When the nine equine athletes involved in the seven-furlong contest for Newbury’s Saturday highlight, the Group Two BetVictor Hungerford Stakes, strolled around the parade ring there was nowhere else in the world I would have preferred to be. As the sun gleamed off perfectly burnished coats and perfectly toned muscles rippled in sturdy hindquarters I wanted every one of them gift-wrapped and delivered to a paddock behind my garden. The classy Chindit, a Wootton Bassett colt trained by Richard Hannon, looked glorious. His stable companion Witch Hunter, sired like this year’s wonder-horse Paddington by Siyouni, gazed intelligently around him. Spain had a rare representative in the Lope de Vega colt Rodaballo, six times a winner in Madrid, and Charlie Hills’s habitual front-runner Pogo looked perfectly tuned for battle. In the event the early leaders faded. New Endeavour moved through smoothly to lead two out looking the likely winner but then Witch Hunter, having been given the fast pace on which he thrives, came past each of his eight rivals to emerge a one-length winner at 12-1 with the favourite, Chindit, three lengths back in third. ‘On that ground Chindit’s wheels were spinning,’ said his trainer.

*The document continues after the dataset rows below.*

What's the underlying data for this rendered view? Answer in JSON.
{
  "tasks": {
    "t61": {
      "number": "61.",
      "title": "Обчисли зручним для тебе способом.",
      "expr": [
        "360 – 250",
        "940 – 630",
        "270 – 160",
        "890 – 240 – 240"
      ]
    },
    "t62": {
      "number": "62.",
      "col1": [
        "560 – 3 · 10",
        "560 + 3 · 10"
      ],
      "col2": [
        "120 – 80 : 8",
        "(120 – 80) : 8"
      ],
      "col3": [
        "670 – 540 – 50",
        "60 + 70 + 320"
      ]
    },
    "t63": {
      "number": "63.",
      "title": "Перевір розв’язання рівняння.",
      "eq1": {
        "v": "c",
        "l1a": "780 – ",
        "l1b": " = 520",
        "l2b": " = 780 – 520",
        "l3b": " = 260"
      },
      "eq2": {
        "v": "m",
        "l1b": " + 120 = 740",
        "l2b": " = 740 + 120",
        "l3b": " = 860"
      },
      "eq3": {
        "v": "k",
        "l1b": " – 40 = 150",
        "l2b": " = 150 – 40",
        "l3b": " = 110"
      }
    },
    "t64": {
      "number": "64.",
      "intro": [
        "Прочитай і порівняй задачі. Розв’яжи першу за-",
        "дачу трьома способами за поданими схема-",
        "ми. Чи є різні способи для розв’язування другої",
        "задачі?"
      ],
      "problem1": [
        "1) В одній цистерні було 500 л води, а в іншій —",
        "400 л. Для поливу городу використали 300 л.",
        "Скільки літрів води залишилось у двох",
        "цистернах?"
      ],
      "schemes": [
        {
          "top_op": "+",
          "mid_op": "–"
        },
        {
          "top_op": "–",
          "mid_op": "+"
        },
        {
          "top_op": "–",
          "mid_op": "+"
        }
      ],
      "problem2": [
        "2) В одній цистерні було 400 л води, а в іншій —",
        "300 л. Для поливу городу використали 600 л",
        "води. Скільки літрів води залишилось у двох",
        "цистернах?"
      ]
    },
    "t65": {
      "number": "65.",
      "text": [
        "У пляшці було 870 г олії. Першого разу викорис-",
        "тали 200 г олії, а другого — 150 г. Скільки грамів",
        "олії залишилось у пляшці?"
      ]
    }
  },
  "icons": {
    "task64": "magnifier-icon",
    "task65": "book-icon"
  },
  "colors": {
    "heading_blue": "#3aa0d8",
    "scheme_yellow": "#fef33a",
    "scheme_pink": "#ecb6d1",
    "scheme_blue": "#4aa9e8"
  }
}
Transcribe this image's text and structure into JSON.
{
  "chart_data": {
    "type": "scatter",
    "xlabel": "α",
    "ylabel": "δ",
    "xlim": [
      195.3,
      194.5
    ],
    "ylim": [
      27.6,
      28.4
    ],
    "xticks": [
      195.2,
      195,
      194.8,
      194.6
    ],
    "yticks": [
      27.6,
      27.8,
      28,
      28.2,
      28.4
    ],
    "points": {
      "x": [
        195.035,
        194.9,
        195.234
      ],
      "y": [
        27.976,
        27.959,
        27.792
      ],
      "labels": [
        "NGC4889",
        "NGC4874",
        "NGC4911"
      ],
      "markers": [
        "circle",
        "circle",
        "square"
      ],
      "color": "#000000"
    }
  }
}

The average racehorse needs about 35,000 calories a day, including plenty of fat, protein, fibre and starch

I could not believe that Witch Hunter, the winner of the Buckingham Palace Stakes at Royal Ascot who likes the good to soft ground, had been allowed to start at 12-1 though I and my bank manager remain grateful. Perhaps it was that Witch Hunter was clearly the stable second string, entered only because the ground might have been deemed too soft to risk Chindit. Maybe punters were worried that this was Witch Hunter’s 11th race this year. As jubilant jockey Sean Levey put it: ‘He hasn’t missed a single dance.’